We include two studies on hyperbaric chambers in sports training with differing conclusions as to benefit, although the parameters are different.
Here is the studys we discovered on the issue:
- 1: J Sports Med Phys Fitness. 1991 Sep;31(3):362-6.
Effect of hyperbaric oxygenation on maximal aerobic performance in a normobaric environment.
Faculty of Physical Education, University of Novi Sad, Yugoslavia.
Eighteen female physical education students, randomly divided into three groups, inhaled 100% O2 for 60 minutes in a hyperbaric chamber. Pressure in the chamber amounted to 2.8 ATA. Three days before the hyperbaric oxygenation (HBO) all the students were subjected to a treadmill test. The first group was retested after 30 minutes, the second after 3 hours and the third 6 hours after the HBO. The first and the second groups of subjects achieved statistically significant maximal oxygen consumption after the HBO (14.4 and 10% respectively) and were capable of sustaining considerably higher exertion on treadmill (12.8%, namely 18.1%, both values were significant on the level of p less than 0.05). The ventilation efficiency parameters (VEO2 and R) did not differ with any of the three groups of subject during the exertion before and after the HBO, although after the HBO the exertion was considerably higher.

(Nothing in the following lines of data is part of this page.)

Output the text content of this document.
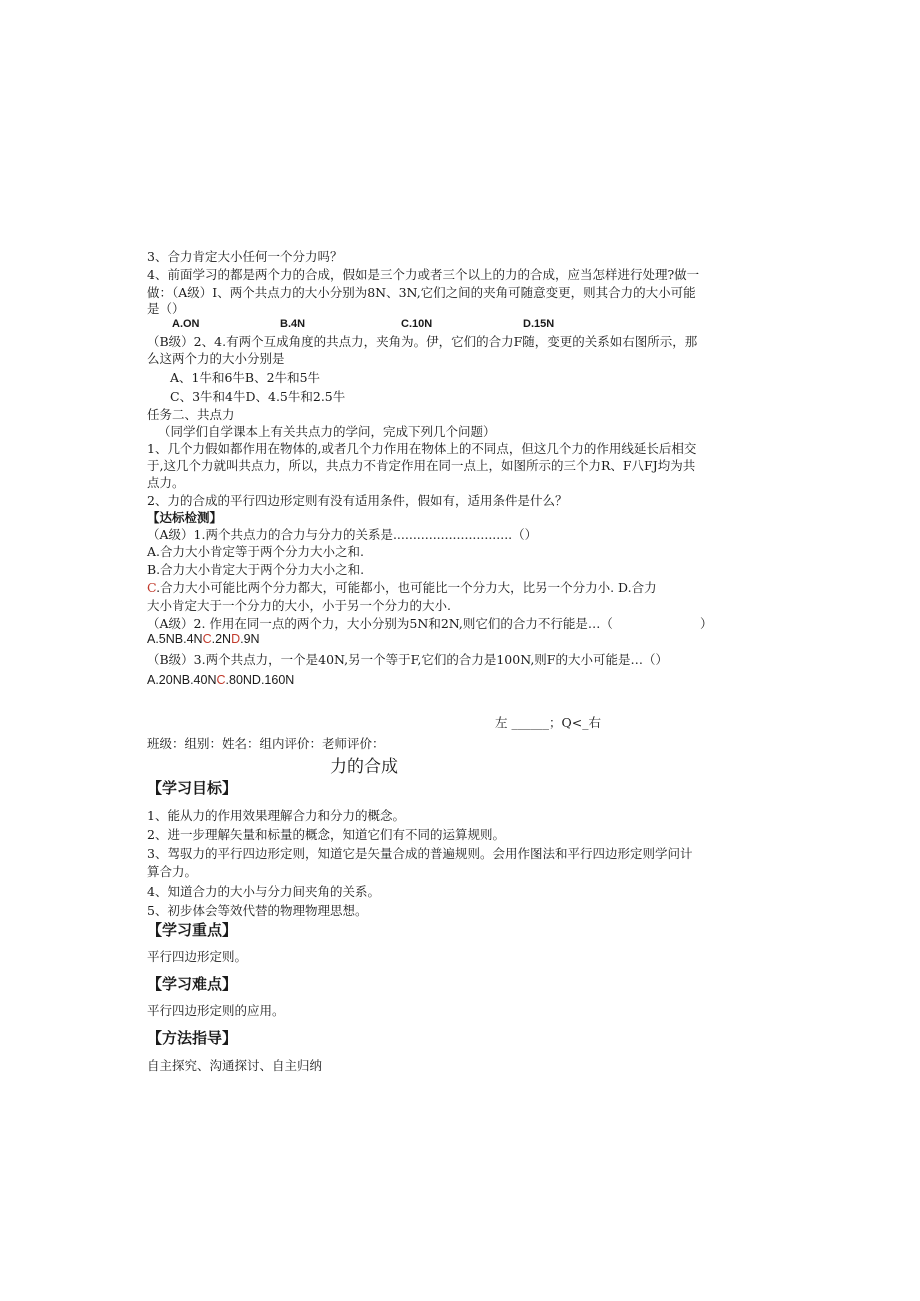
3、合力肯定大小任何一个分力吗？
4、前面学习的都是两个力的合成，假如是三个力或者三个以上的力的合成，应当怎样进行处理?做一
做：（A级）I、两个共点力的大小分别为8N、3N,它们之间的夹角可随意变更，则其合力的大小可能
是（）
A.ON	B.4N	C.10N	D.15N
（B级）2、4.有两个互成角度的共点力，夹角为。伊，它们的合力F随，变更的关系如右图所示，那
么这两个力的大小分别是
A、1牛和6牛B、2牛和5牛
C、3牛和4牛D、4.5牛和2.5牛
任务二、共点力
（同学们自学课本上有关共点力的学问，完成下列几个问题）
1、几个力假如都作用在物体的,或者几个力作用在物体上的不同点，但这几个力的作用线延长后相交
于,这几个力就叫共点力，所以，共点力不肯定作用在同一点上，如图所示的三个力R、F八FJ均为共
点力。
2、力的合成的平行四边形定则有没有适用条件，假如有，适用条件是什么？
【达标检测】
（A级）1.两个共点力的合力与分力的关系是..............................（）
A.合力大小肯定等于两个分力大小之和.
B.合力大小肯定大于两个分力大小之和.
C.合力大小可能比两个分力都大，可能都小，也可能比一个分力大，比另一个分力小. D.合力
大小肯定大于一个分力的大小，小于另一个分力的大小.
（A级）2. 作用在同一点的两个力，大小分别为5N和2N,则它们的合力不行能是…（	）
A.5NB.4NC.2ND.9N
（B级）3.两个共点力，一个是40N,另一个等于F,它们的合力是100N,则F的大小可能是…（）
A.20NB.40NC.80ND.160N
左 ______；Q<_右
班级：组别：姓名：组内评价：老师评价：
力的合成
【学习目标】
1、能从力的作用效果理解合力和分力的概念。
2、进一步理解矢量和标量的概念，知道它们有不同的运算规则。
3、驾驭力的平行四边形定则，知道它是矢量合成的普遍规则。会用作图法和平行四边形定则学问计
算合力。
4、知道合力的大小与分力间夹角的关系。
5、初步体会等效代替的物理物理思想。
【学习重点】
平行四边形定则。
【学习难点】
平行四边形定则的应用。
【方法指导】
自主探究、沟通探讨、自主归纳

- 1: Eur J Appl Physiol. 2003 Jan;88(4-5):396-403. Epub 2002 Nov 9.
The effect of intermittent training in hypobaric hypoxia on sea-level exercise: a cross-over study in humans.
Royal Netherlands Air Force, Centre for Man and Aviation, Aerospace Physiology Department, Soesterberg, The Netherlands.
The purpose of this study was to examine the effect of intermittent training in a hypobaric chamber on physical exercise at sea level. Over a 10 day period, 16 male triathletes trained for 2 h each day on a cycle ergometer placed in a hypobaric chamber. Training intensity was at 60%-70% of the heart rate reserve. There were 8 subjects who trained at a simulated altitude of 2,500 m, the other 8 trained at sea level. A year later, a cross-over study took place. Baseline measurements were made on a cycle ergometer at sea level, which included an incremental test until exhaustion and a Wingate Anaerobic Test. Altogether, 12 subjects completed the cross-over study. At 9 days after training in hypoxia, significant increases were seen in maximal power output (.W(max))(5.2%), anaerobic mean power (4.1%), and anaerobic peak power (3.8%). A non-significant increase in maximal oxygen uptake (.VO(2max)) of 1.9% was observed. At 9 days after training at sea level, no significant changes were seen in .W(max)(2.1%), .VO(2max) (2.0%), anaerobic mean power (0.2%) and anaerobic peak power (0.2%). When comparing the results of the two training regimes, the anaerobic mean power was the only variable that showed a significantly larger increase as a result of training at altitude. And, although the differences in percentage change between the two training protocols were not significant, they were substantial for as well as for anaerobic peak power. The results of this study indicate that intermittent hypobaric training can improve the anaerobic energy supplying system, and also, to a lesser extent, the aerobic system. It can be concluded that the overall results of the cross-over study showed predominantly improvements in the anaerobic metabolism at variance with the previous study of our own group, where the relative .VO(2max) and .W(max) increased by 7%.